In contrast, some of the highest-ranked countries, such as the Netherlands, “cover essentially all employees in the country,” says Graham Pearce, Mercer’s global benefits segment leader.
In addition, highly rated countries generally have greater restrictions relative to the U.S. on how much cash citizens can withdraw before retirement, Pearce explains.
American workers can withdraw their 401(k) savings if they change jobs, for example.

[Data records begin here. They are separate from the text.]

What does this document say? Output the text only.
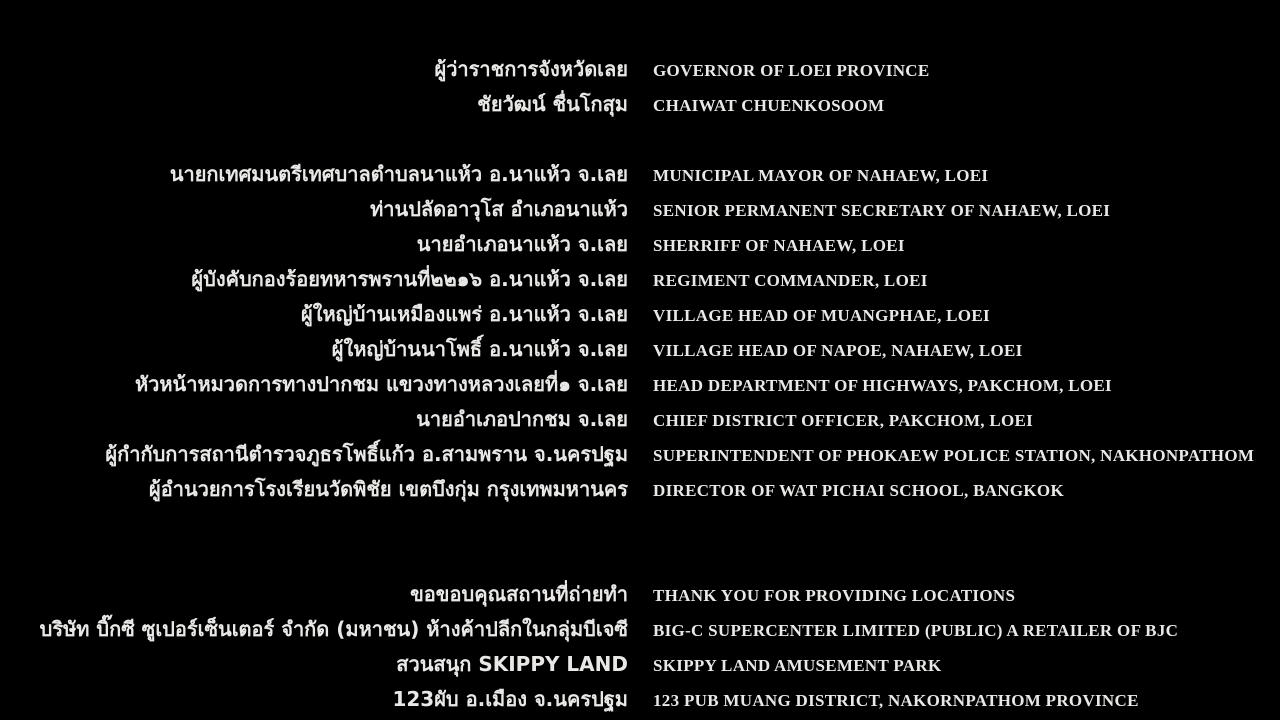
ผู้ว่าราชการจังหวัดเลย GOVERNOR OF LOEI PROVINCE
ชัยวัฒน์ ชื่นโกสุม CHAIWAT CHUENKOSOOM
นายกเทศมนตรีเทศบาลตำบลนาแห้ว อ.นาแห้ว จ.เลย MUNICIPAL MAYOR OF NAHAEW, LOEI
ท่านปลัดอาวุโส อำเภอนาแห้ว SENIOR PERMANENT SECRETARY OF NAHAEW, LOEI
นายอำเภอนาแห้ว จ.เลย SHERRIFF OF NAHAEW, LOEI
ผู้บังคับกองร้อยทหารพรานที่๒๒๑๖ อ.นาแห้ว จ.เลย REGIMENT COMMANDER, LOEI
ผู้ใหญ่บ้านเหมืองแพร่ อ.นาแห้ว จ.เลย VILLAGE HEAD OF MUANGPHAE, LOEI
ผู้ใหญ่บ้านนาโพธิ์ อ.นาแห้ว จ.เลย VILLAGE HEAD OF NAPOE, NAHAEW, LOEI
หัวหน้าหมวดการทางปากชม แขวงทางหลวงเลยที่๑ จ.เลย HEAD DEPARTMENT OF HIGHWAYS, PAKCHOM, LOEI
นายอำเภอปากชม จ.เลย CHIEF DISTRICT OFFICER, PAKCHOM, LOEI
ผู้กำกับการสถานีตำรวจภูธรโพธิ์แก้ว อ.สามพราน จ.นครปฐม SUPERINTENDENT OF PHOKAEW POLICE STATION, NAKHONPATHOM
ผู้อำนวยการโรงเรียนวัดพิชัย เขตบึงกุ่ม กรุงเทพมหานคร DIRECTOR OF WAT PICHAI SCHOOL, BANGKOK
ขอขอบคุณสถานที่ถ่ายทำ THANK YOU FOR PROVIDING LOCATIONS
บริษัท บิ๊กซี ซูเปอร์เซ็นเตอร์ จำกัด (มหาชน) ห้างค้าปลีกในกลุ่มบีเจซี BIG-C SUPERCENTER LIMITED (PUBLIC) A RETAILER OF BJC
สวนสนุก SKIPPY LAND SKIPPY LAND AMUSEMENT PARK
123ผับ อ.เมือง จ.นครปฐม 123 PUB MUANG DISTRICT, NAKORNPATHOM PROVINCE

About 40% of employees leave a job payout “Prematurely” every year, according to the Employee Benefit Research Institute. A special academic study from 2022 surveyed more than 160,000 US workers who left their jobs between 2014 and 2016, and thought that about 41% have cashed out at least part of their 401(k) – and 85% have completely emptied their balance.
Employers are also legally allowed to cash out small 401(k) balances and send employees a check.
While the U.S. may offer more flexibility to people who need to dip into their money in an emergency, this so-called leakage also reduces the amount of savings they have available in old age, experts say.
“If you’re someone who moves through different jobs, has a low savings rate and has leakages, it becomes difficult to build your own retirement nest egg,” says David Blanchett, head of pension research at PGIM, the investment management arm of Prudential .
Social Security is considered an important source of income for most older Americans, providing the majority of retirement income for a significant portion of the population over age 65.
Until then, about nine in ten people are aged 65 and over were receiving Social Security benefits starting June 30, according to the Social Security Administration.
Social Security benefits are generally tied to a worker’s wages and work history, Blanchett said. The amount is for example pinned down up to the 35th highest salary year of an employee.
Although benefits are progressive, meaning that lower earners generally replace a greater portion of their salary before retirement than higher earners, the minimum Social Security benefit is lower than in other countries, such as those in Scandinavia, with public pension programs, said Blanchett.
“It’s less of a safety net,” he said.
“There is a case to be made that, as a public retirement benefit, increasing the minimum benefit for all retirees would strengthen retirement resilience for all Americans,” Blanchett said.
That said, policymakers are trying to solve some of these problems.
For example, 17 states have established so-called auto-IRA programs in an effort to close the coverage gap, according to the Georgetown University Center for Retirement Initiatives.
These programs generally require employers who do not offer a workplace retirement plan to automatically enroll their employees in the state plan and facilitate payroll deductions.
A recent federal law known as Secure 2.0 also expanded aspects of the pension system. For example, it made more part-time workers eligible to participate in a 401(k) and raised the dollar threshold for employers to pay out balances to departing employees.